KURDISTAN REGION-IRAN BORDER – Following Iran’s decision to close its borders with the Kurdistan Region in late September, some Kurds in Iran who used to work at the official borders have turned to the often dangerous paths of smuggling.
The smugglers, semi-legal cross-border porters known locally as kolbars, climb the mountains on the border, facing the dangers of live fire from the border guards and mine fields.
Some of those interviewed by Rudaw say the border closure pushed them to turn to smuggling.
"It’s been two months that the border has been closed. None of us could have earned 100,000 toman ($28) for his family since then,” a kolbar told Rudaw.
“Those who want to have a source of living, like me, will come to this mountain to work. They come to this place to smuggle goods. This will expose us to being killed, freezing and many other things."
They mostly smuggle alcohol and cigarettes into Iran, items banned under the Islamic laws of the Iranian government. Trading these items in Iran can result in a three-year prison sentence and a $28.00 fine.
Border guards have standing orders to shoot any of these kolbars on sight if they refuse to surrender. About 165 kolbars have been killed in 2017 and 150 injured.

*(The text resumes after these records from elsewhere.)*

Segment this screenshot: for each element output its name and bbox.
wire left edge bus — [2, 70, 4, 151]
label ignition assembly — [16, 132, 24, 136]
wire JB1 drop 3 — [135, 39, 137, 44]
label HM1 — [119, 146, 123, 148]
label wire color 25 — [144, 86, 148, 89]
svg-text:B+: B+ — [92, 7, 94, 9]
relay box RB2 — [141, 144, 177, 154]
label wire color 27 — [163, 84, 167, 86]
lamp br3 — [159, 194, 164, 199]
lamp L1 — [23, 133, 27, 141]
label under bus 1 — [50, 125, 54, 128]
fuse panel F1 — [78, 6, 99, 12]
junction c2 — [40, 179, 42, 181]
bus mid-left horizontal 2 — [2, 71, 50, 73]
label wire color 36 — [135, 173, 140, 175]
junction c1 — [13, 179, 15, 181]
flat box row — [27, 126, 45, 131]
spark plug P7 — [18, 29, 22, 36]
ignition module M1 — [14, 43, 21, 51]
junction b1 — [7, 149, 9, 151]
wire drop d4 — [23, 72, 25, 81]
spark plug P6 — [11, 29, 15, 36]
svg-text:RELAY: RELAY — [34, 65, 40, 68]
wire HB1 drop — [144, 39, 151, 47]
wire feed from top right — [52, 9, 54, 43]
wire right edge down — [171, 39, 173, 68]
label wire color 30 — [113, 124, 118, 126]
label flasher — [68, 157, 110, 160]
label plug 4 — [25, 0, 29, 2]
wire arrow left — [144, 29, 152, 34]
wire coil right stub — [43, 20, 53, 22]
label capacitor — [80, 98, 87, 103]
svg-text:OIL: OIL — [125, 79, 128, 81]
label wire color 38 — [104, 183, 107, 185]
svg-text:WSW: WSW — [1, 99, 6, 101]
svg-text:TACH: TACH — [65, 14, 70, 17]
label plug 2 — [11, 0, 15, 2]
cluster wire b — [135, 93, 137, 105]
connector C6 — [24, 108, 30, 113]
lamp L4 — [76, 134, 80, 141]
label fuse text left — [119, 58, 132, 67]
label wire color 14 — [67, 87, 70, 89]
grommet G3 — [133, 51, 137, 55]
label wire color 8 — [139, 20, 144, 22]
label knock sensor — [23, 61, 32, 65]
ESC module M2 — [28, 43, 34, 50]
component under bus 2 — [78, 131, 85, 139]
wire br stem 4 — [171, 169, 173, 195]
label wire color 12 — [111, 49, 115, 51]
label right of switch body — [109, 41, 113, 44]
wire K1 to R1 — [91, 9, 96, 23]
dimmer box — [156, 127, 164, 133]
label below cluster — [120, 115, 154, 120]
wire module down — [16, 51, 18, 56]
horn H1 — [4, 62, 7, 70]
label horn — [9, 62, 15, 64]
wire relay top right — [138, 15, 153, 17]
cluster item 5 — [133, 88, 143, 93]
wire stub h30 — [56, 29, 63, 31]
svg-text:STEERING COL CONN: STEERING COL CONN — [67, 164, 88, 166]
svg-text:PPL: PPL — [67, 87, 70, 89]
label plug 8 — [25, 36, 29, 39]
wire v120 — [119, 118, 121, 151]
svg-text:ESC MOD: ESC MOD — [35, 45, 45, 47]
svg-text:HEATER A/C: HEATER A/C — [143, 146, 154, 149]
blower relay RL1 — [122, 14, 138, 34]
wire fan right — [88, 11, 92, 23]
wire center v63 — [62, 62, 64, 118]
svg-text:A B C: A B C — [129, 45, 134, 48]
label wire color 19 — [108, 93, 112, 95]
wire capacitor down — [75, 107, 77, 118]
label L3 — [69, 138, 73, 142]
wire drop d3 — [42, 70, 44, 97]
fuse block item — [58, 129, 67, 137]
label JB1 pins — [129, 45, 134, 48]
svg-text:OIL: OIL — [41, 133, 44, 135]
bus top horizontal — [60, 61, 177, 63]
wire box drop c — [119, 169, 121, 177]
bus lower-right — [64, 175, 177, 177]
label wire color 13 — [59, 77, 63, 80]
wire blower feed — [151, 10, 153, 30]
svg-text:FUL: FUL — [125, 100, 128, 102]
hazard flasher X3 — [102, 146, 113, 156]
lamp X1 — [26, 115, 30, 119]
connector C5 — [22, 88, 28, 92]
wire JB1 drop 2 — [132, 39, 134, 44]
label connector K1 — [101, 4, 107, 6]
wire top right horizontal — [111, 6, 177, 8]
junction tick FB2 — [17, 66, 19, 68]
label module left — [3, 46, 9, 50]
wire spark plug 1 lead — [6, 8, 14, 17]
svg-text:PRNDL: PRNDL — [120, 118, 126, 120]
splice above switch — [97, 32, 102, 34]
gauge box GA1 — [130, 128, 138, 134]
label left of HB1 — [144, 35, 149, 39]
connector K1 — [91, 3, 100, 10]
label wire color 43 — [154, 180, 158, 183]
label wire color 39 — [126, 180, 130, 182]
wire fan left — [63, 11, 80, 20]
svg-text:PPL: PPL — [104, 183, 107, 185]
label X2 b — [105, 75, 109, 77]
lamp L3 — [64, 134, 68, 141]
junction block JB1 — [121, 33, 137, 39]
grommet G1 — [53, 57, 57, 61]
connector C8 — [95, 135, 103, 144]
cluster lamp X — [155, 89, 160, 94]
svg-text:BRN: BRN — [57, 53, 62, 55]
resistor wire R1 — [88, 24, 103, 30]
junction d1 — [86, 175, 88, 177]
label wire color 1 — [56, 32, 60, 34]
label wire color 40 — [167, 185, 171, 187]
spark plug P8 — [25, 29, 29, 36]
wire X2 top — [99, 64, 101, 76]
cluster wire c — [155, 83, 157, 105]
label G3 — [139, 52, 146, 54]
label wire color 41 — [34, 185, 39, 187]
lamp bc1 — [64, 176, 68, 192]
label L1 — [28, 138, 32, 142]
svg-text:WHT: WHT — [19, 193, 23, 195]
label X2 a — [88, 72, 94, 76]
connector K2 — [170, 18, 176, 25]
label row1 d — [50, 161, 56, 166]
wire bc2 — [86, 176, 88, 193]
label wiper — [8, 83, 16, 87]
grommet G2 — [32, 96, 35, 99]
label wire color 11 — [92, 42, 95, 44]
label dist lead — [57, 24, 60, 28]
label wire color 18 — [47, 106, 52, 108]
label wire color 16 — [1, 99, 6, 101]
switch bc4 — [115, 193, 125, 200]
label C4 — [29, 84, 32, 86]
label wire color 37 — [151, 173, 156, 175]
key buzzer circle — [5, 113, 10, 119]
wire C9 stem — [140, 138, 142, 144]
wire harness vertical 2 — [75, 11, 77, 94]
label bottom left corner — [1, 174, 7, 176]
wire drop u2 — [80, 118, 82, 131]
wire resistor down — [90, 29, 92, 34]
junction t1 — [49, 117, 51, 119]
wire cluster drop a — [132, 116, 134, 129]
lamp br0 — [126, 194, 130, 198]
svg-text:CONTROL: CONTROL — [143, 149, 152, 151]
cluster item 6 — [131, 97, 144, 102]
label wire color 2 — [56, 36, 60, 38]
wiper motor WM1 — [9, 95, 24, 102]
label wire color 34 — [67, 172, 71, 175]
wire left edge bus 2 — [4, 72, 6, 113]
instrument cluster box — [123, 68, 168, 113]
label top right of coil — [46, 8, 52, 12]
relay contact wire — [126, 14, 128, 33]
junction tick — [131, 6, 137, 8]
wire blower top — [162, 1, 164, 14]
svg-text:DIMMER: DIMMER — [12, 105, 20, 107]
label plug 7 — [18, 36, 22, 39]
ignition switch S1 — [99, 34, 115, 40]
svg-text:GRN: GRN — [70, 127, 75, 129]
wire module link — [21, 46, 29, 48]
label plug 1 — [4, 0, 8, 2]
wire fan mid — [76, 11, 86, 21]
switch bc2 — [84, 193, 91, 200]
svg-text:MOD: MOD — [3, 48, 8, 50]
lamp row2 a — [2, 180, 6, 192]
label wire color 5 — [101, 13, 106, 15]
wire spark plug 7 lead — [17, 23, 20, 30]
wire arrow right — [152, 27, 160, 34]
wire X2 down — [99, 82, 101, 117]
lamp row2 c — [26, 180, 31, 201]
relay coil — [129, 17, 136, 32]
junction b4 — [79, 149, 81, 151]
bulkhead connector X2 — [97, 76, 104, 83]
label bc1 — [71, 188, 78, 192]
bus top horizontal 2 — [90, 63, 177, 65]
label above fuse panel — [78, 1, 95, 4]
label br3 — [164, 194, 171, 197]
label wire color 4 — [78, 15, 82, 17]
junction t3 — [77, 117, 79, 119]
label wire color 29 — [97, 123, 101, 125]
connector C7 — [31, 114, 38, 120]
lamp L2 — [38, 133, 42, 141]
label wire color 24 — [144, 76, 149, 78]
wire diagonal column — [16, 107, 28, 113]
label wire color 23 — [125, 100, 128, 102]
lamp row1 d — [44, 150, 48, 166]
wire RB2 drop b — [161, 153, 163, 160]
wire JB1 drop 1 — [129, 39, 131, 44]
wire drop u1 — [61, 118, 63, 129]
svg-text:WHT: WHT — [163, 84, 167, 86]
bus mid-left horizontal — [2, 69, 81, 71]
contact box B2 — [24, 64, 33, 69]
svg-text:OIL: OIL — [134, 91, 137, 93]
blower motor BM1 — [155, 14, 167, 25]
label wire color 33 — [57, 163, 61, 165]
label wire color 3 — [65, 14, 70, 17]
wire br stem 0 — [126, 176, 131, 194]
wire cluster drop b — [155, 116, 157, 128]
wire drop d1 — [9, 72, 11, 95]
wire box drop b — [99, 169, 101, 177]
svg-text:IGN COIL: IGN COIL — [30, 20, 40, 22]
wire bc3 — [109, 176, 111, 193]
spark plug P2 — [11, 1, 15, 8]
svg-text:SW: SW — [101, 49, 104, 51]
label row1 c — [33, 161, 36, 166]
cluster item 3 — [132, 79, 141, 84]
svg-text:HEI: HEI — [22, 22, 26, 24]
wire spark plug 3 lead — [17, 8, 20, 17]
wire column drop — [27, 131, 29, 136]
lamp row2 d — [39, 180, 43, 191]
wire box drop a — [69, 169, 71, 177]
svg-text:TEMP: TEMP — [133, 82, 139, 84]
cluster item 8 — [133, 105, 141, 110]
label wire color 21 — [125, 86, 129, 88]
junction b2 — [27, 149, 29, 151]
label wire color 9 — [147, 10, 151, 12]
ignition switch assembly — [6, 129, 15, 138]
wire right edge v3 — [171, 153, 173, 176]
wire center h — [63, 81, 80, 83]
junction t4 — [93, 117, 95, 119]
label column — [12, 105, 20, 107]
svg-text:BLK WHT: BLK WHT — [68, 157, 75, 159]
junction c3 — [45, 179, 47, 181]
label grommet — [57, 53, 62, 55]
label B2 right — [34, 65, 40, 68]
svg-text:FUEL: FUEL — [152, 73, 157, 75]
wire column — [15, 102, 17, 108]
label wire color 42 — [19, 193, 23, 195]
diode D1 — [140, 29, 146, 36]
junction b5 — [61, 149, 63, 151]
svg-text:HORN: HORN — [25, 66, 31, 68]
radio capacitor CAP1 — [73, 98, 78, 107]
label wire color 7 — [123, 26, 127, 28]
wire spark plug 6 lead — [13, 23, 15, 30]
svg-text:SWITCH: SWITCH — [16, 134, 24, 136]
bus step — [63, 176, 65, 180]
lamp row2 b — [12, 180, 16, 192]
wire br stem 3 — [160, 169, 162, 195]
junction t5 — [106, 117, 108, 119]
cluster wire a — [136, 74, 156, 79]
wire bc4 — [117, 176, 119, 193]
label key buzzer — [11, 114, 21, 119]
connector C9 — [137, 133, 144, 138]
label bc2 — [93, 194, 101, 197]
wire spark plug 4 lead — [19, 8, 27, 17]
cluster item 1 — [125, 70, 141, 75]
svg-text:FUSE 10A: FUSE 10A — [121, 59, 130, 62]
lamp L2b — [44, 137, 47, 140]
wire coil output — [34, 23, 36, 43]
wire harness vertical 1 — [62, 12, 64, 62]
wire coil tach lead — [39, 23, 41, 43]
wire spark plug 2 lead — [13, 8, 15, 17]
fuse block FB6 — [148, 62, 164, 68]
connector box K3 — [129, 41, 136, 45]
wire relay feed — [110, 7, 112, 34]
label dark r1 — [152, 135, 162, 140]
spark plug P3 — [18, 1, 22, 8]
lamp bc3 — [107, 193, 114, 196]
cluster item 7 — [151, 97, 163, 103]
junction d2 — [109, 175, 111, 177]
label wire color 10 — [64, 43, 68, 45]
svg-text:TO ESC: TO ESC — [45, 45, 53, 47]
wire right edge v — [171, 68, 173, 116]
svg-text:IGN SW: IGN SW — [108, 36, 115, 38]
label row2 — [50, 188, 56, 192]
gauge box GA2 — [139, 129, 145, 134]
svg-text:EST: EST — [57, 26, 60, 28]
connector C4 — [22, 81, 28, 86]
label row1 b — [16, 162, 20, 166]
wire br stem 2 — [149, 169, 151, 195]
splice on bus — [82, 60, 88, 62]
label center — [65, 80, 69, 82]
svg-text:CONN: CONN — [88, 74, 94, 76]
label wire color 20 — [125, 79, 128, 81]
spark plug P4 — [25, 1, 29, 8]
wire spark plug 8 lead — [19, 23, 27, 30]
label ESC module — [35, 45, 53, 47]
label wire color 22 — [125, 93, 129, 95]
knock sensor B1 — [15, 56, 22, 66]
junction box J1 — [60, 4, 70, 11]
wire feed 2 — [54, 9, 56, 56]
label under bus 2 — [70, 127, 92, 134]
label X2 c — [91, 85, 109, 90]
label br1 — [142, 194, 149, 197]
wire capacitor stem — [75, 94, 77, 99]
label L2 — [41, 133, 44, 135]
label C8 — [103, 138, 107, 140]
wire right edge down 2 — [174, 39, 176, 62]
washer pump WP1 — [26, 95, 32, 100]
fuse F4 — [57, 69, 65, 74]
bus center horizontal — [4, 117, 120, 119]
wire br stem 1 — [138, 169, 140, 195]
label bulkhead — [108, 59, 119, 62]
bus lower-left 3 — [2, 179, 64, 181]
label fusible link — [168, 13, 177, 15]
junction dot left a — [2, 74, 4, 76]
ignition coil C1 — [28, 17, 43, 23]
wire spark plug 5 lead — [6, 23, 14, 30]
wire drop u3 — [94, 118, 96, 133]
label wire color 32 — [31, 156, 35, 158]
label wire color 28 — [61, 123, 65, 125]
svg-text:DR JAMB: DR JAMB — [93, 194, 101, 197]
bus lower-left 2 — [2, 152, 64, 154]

They receive $30 for each box they carry across the border, over a dangerous path where winter temperatures drop below zero.
"I don't know whether or not I can make it across the border or if I will be killed,” another kolbar said.
For those who use horses to smuggle items, the path is even more difficult. They have to cross the border at night because they are an easier target in the daylight
"If there were 500 horses two months ago before the borders closed, it is now possible that there are 1,000. If the people are pushed to go hungry, they are then forced to come to the mountains. People here who lose their goods or whose horses are shot dead are very angry,” said a kolbar who owns a horse.
Out of three official border crossings between the Kurdistan Region and Iran, only one is currently open.